Well, I'm going to Europe in less than a week now, yikes. But aside from my mounting anxiety about _other_ continents, I've had a really healthy week. Not just a physically healthy week, which it was that, but an emotionally healthy week.
This week I've hung out with Josh a lot on Monday and Tuesday. Wednesday I went and ran before jujitsu with Fish and Gloria, and then went to class, so I wasn't lonely missing Josh at home again. Tonight I went over to Gloria and Rick's house for dinner. Gloria and I worked out too. In a sad little way, it reminded me of all those nights when I used to go over to Jeff and Deb's and have such a good time. My married people friends who let me be part of their family when Josh is off being busy... all those nights working out with Jeff and hanging out with Deb and watching them make their spinach and brown-rice chicken dinners. All gone.
Gloria is my friend from jujitsu. She's originally from Colombia, and originally Catholic. She's now quasi-American and quasi-Christian. It's a funny thing, whenever I hang out with Rick and Gloria they always ask me to pray for the food and they always want to talk to me about God and God's love and how they were hurt by the Church, but they still really love God. But as I was saying, Gloria is from Colombia. She's Spanish-speaking although is about the best English-as-a-second-language speaker that I've ever met. Rick, in all his fifteen years being with Gloria, has never learned Spanish, but he's been asking me to teach him.

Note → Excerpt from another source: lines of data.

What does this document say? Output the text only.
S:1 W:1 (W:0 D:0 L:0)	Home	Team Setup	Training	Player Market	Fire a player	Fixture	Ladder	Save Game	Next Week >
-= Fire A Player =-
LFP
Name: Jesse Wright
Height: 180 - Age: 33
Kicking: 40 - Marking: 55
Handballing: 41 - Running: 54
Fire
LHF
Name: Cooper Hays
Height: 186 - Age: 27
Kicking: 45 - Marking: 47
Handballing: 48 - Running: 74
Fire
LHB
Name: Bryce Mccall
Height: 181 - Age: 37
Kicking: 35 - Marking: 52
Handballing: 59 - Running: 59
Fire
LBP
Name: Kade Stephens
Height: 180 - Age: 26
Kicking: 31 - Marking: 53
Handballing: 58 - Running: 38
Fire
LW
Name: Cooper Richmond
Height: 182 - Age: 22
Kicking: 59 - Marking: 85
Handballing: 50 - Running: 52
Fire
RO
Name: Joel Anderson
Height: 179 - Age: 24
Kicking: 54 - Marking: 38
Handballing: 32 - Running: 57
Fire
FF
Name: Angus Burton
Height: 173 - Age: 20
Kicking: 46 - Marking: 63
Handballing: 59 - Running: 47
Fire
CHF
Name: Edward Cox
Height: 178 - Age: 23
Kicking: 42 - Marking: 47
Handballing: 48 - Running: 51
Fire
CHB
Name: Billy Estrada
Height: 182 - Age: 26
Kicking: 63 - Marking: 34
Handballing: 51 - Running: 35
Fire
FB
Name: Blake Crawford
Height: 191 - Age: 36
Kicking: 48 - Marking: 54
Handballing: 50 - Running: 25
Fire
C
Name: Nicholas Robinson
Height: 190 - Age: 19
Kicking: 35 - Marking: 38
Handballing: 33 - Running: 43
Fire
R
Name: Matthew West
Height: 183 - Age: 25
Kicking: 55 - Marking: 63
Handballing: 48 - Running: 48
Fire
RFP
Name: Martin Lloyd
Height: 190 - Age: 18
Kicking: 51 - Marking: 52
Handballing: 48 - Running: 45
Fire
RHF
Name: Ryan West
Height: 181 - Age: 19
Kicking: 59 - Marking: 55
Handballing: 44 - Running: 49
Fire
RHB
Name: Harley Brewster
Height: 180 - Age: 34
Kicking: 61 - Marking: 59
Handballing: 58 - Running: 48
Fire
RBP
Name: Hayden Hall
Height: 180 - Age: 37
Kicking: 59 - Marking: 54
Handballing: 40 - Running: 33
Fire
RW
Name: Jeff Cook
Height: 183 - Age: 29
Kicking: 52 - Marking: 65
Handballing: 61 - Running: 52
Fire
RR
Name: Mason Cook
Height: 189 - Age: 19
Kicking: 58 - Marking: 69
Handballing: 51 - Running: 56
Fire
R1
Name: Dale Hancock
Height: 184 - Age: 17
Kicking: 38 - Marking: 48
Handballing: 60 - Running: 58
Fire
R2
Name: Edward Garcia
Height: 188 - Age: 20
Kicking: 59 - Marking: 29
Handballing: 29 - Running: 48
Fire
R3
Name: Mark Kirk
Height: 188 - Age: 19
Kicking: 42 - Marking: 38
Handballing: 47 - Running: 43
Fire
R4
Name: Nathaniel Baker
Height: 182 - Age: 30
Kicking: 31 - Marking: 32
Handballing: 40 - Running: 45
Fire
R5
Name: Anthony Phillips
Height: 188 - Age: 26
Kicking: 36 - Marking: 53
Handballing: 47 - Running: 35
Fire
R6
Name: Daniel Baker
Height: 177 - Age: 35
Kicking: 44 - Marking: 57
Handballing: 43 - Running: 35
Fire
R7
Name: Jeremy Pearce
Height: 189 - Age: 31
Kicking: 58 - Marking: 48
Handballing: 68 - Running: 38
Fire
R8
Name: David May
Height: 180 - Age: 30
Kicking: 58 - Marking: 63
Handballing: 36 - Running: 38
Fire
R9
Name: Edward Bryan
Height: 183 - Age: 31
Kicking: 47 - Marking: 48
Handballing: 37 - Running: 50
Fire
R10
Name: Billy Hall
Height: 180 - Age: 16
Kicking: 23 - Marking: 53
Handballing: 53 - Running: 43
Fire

So tonight I started teaching him. It was really sweet. I brought over a couple books that outline basic Spanish grammar and started going through them with him. Gloria sat on the couch and, for the most part, just listened. Having never been taught how to teach Spanish to a non-native speaker, all her attempts to teach Rick Spanish had ended up in fights and hurt. But when I laid out the basic
ar, er,
ir verbs to Rick he got them and flew with them. It was cool because Gloria listened quietly the whole time, every once in a while saying, "Oh, that's the difference between
ser and
estar. I always wondered why we used them differently." and making other comments about things that she'd never understood about her native language. The coolest, most heart-
breakingly beautiful thing though, was to watch the look of love in her eyes as her husband finally started making sentences in her language, and to watch the manly determination of her husband as he struggled through the pronunciation and grammar. I could almost feel a deep click of a link being added onto the chain of reasons why she loves him and the expression of true love that he feels for her. It was such a neat thing to watch! There is nothing so great as to know that God used me to work out his will, and that's something that I got to do tonight. I got to be used to strengthen a marriage - and with Spanish of all lunatic things! It's one thing to teach high
schoolers, knowing that God will someday use that knowledge for his good. It's another thing to get to see his good carried out right in front of my nose. Yup, Rick is getting some tonight! Go marriage!